Re: Venus error : mount system call failed

From: Jan Harkes <jaharkes_at_cs.cmu.edu>
Date: Wed, 24 Jul 2002 10:56:18 -0400
On Wed, Jul 24, 2002 at 04:28:49PM +0200, Yann Bloch wrote:
> I have three machines : codascm (192.168.0.182), codarep1
> (192.168.0.176) and codarep2 (192.168.0.101).
> 
> There is only one volume (the root volume), which is replicated on the
> three servers.
> 
> I have a client installed on codascm and codarep1. Sometimes, when I try
> to start the client on codascm (but I remember seeing the same thing
> already on codarep1), I get the message : "CHILD: mount system call
> failed. Killing parent.". What does that mean ?

It typically means that the client is unable to get access to the root
of the 'rootvolume'.

...
> 16:19:39 Venus starting...
> 16:19:47 ResolveMax exceeded...returning EWOULDBLOCK

Ouch, you have a conflict in the root of that rootvolume. Perhaps the
servers cannot see each other, or one of your clients is only talking to
a subset of the rootservers.

Conflicts in the rootvolume are a pain to repair. The /coda mountpoint
isn't really 'owned' by our FS, (mount borrows the inode from the
filesystem we mounted on). And once /coda is turned into a symlink the
repair tools can't even access the hidden /coda/.CONTROL file which is
used to pass special ioctl's to venus.

Here at CMU we typically don't do any read-write stuff in the
rootvolume except for creating some initial mountpoints like /coda/usr,
/coda/projects, etc. I then set the ACL to only allow sysadmins to
write to /coda.

If you have an actual conflict in the root of the rootvolume, the
following steps are needed to repair it.

- create a (temporary) volume. Lets say (codaroot.repair)
- force a client to mount this as it's rootvolume.
    (add "rootvolume=codaroot.repair" to /etc/coda/venus.conf and
    restart venus with the -init flag)
- mount the old root volume in this temporary volume.
- repair the conflict.
- remove the rootvolume= config line and reinit venus.

As you can see it's not an easy type of repair.

> 16:19:47 Entering RecovDirResolve (0x7f00000b.0x1.0x1)
> 16:19:47 ComputeCompOps: fid(0x7f00000b.1.1)

I'm guessing your rootvolume is 0x7f00000b.

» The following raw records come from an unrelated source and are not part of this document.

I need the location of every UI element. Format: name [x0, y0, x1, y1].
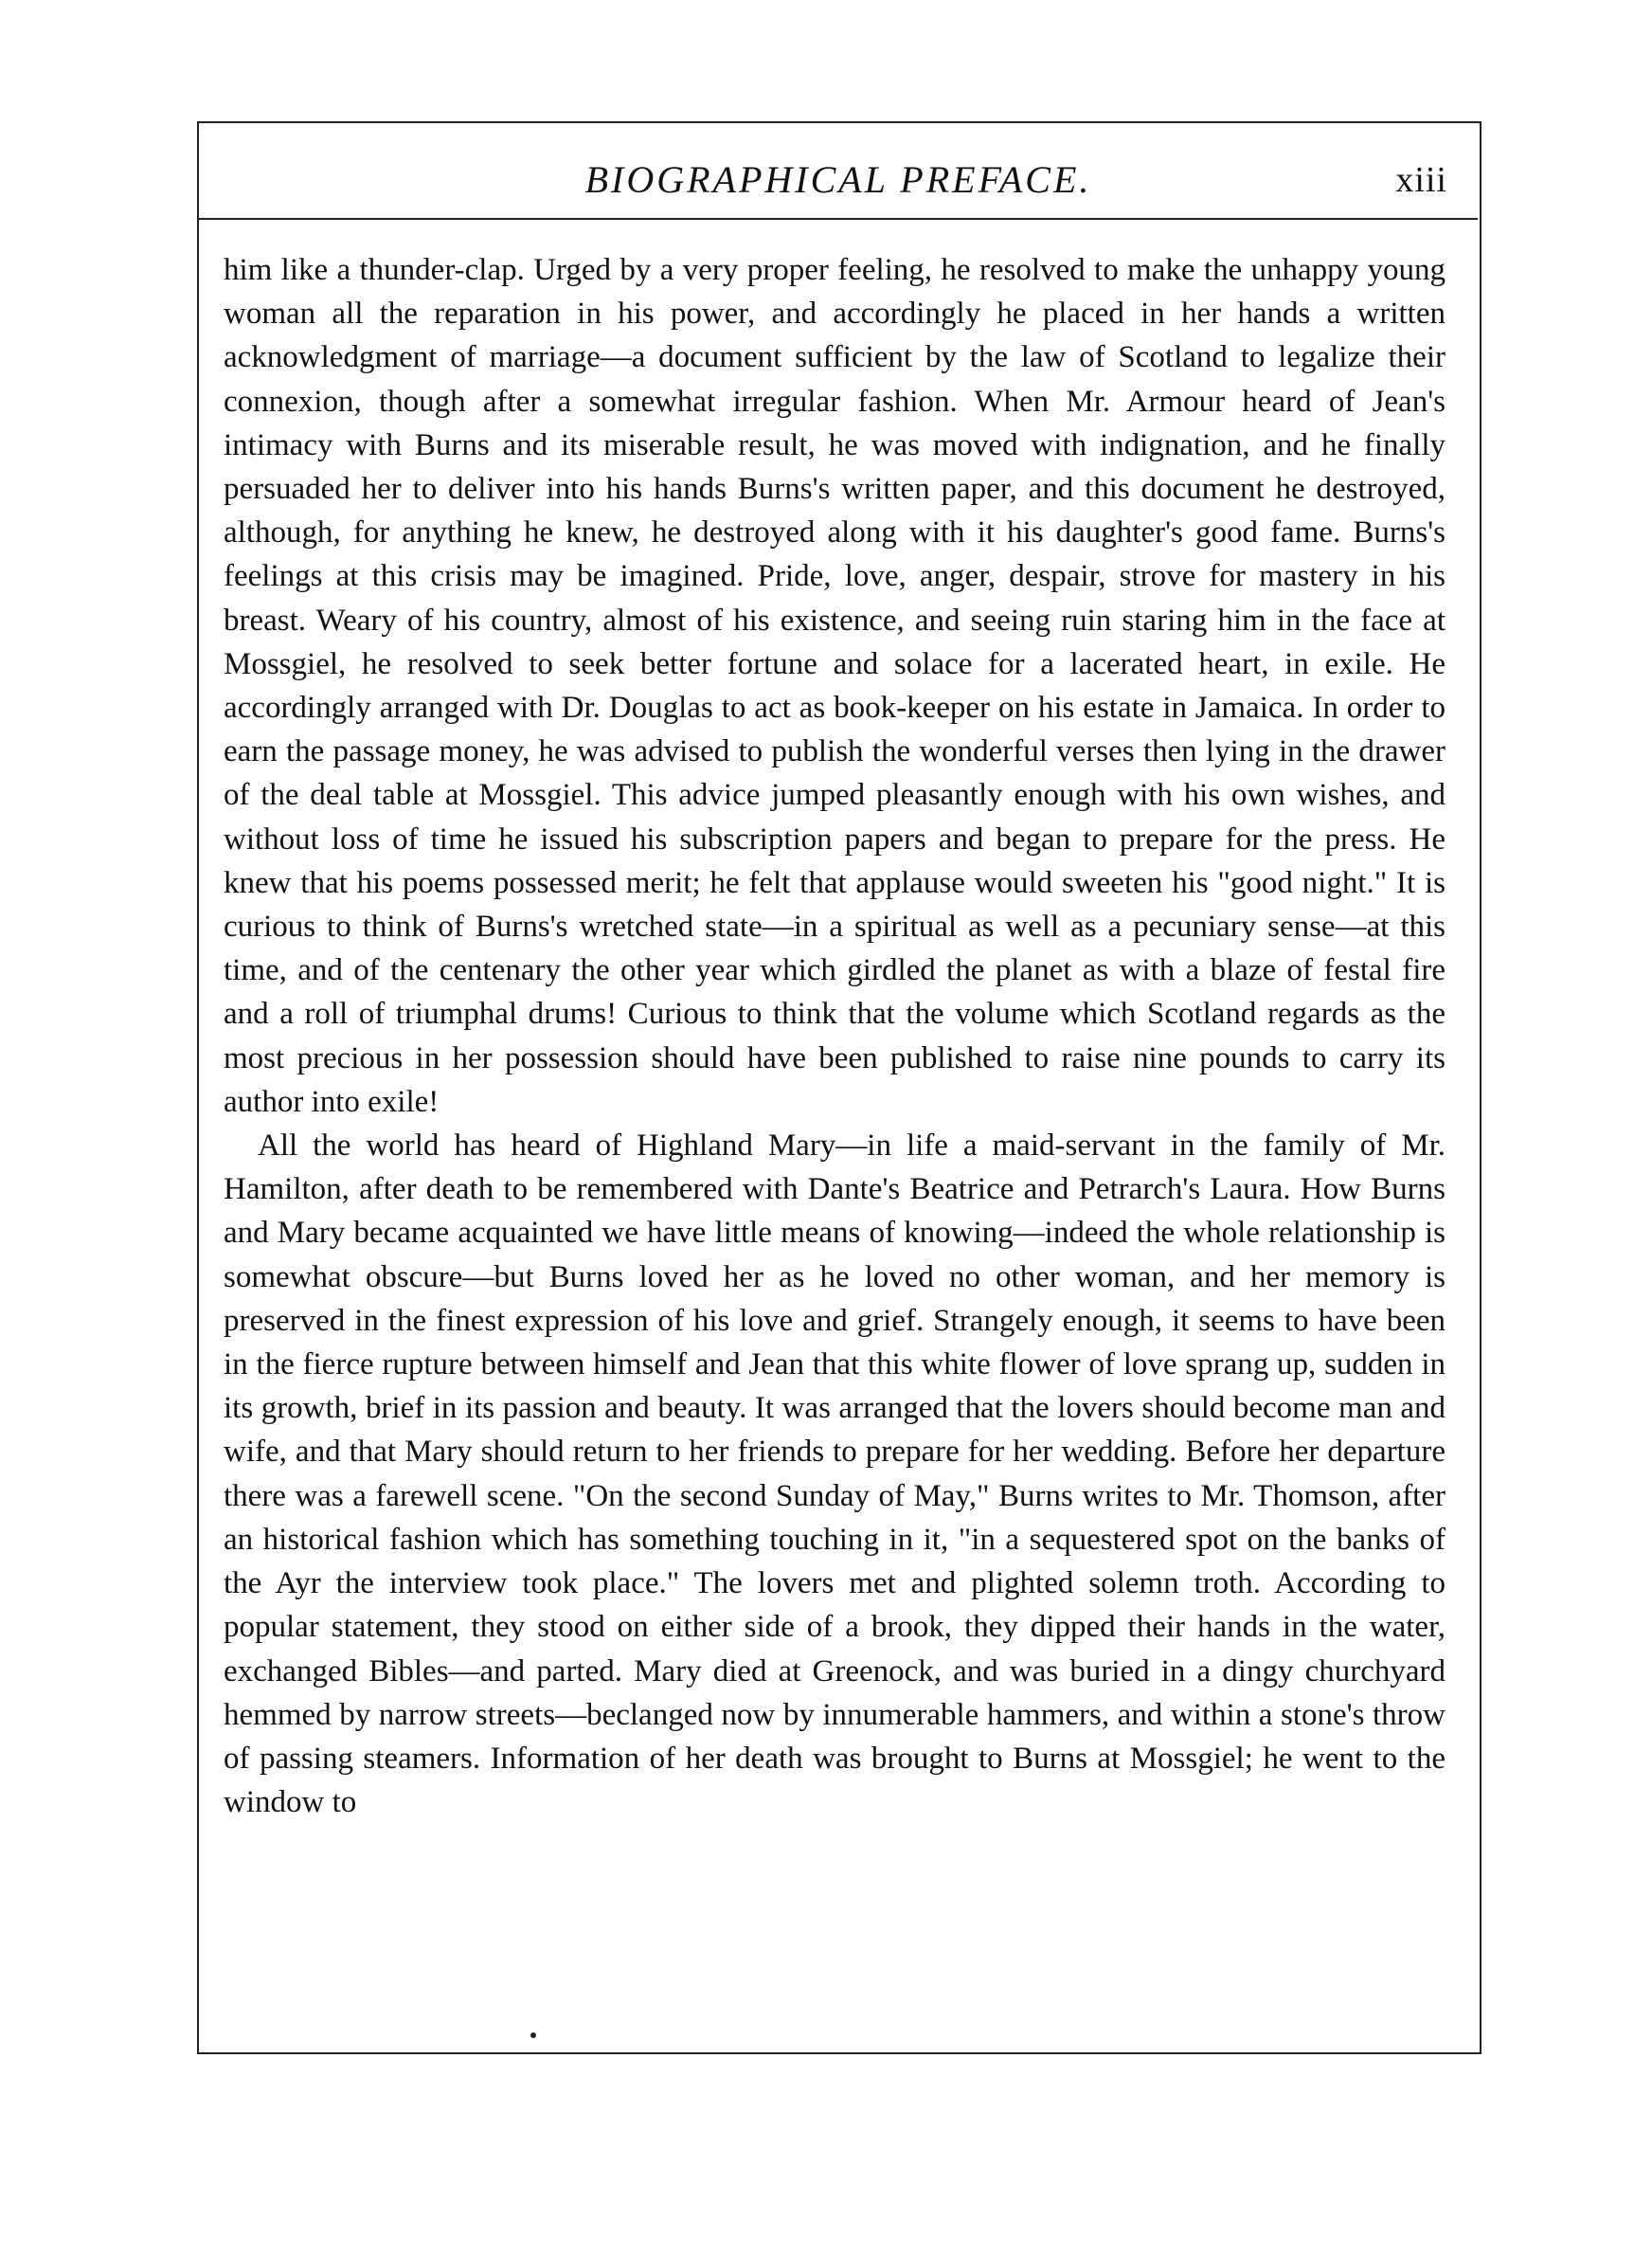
paragraph-2: All the world has heard of Highland Mary—in life a maid-servant in the family of Mr. Hamilton, after death to be remembered with Dante's Beatrice and Petrarch's Laura. How Burns and Mary became acquainted we have little means of knowing—indeed the whole relationship is somewhat obscure—but Burns loved her as he loved no other woman, and her memory is preserved in the finest expression of his love and grief. Strangely enough, it seems to have been in the fierce rupture between himself and Jean that this white flower of love sprang up, sudden in its growth, brief in its passion and beauty. It was arranged that the lovers should become man and wife, and that Mary should return to her friends to prepare for her wedding. Before her departure there was a farewell scene. "On the second Sunday of May," Burns writes to Mr. Thomson, after an historical fashion which has something touching in it, "in a sequestered spot on the banks of the Ayr the interview took place." The lovers met and plighted solemn troth. According to popular statement, they stood on either side of a brook, they dipped their hands in the water, exchanged Bibles—and parted. Mary died at Greenock, and was buried in a dingy churchyard hemmed by narrow streets—beclanged now by innumerable hammers, and within a stone's throw of passing steamers. Information of her death was brought to Burns at Mossgiel; he went to the window to — [224, 1128, 1446, 1820]
running-header — [199, 152, 1478, 220]
bottom-rule — [197, 2052, 1481, 2054]
printer-mark — [530, 2032, 536, 2038]
body-text — [224, 248, 1446, 1824]
page-number: xiii — [1395, 160, 1447, 200]
paragraph-1: him like a thunder-clap. Urged by a very proper feeling, he resolved to make the unhappy young woman all the reparation in his power, and accordingly he placed in her hands a written acknowledgment of marriage—a document sufficient by the law of Scotland to legalize their connexion, though after a somewhat irregular fashion. When Mr. Armour heard of Jean's intimacy with Burns and its miserable result, he was moved with indignation, and he finally persuaded her to deliver into his hands Burns's written paper, and this document he destroyed, although, for anything he knew, he destroyed along with it his daughter's good fame. Burns's feelings at this crisis may be imagined. Pride, love, anger, despair, strove for mastery in his breast. Weary of his country, almost of his existence, and seeing ruin staring him in the face at Mossgiel, he resolved to seek better fortune and solace for a lacerated heart, in exile. He accordingly arranged with Dr. Douglas to act as book-keeper on his estate in Jamaica. In order to earn the passage money, he was advised to publish the wonderful verses then lying in the drawer of the deal table at Mossgiel. This advice jumped pleasantly enough with his own wishes, and without loss of time he issued his subscription papers and began to prepare for the press. He knew that his poems possessed merit; he felt that applause would sweeten his "good night." It is curious to think of Burns's wretched state—in a spiritual as well as a pecuniary sense—at this time, and of the centenary the other year which girdled the planet as with a blaze of festal fire and a roll of triumphal drums! Curious to think that the volume which Scotland regards as the most precious in her possession should have been published to raise nine pounds to carry its author into exile! — [224, 253, 1446, 1119]
running-title: BIOGRAPHICAL PREFACE. — [584, 158, 1092, 201]
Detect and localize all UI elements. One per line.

> 16:20:17 GetVolObj: VGetVolume(7f000002) error 103
> 16:20:17 GetVolObj: VGetVolume(7f000007) error 103
> 16:20:17 GetVolObj: VGetVolume(7f000008) error 103

But some clients are still asking for other volumes, either the
VRDB/VLDB files are not the same on all servers, or some client
still have cached data for purged volumes.

Jan
Received on 2002-07-24 10:57:44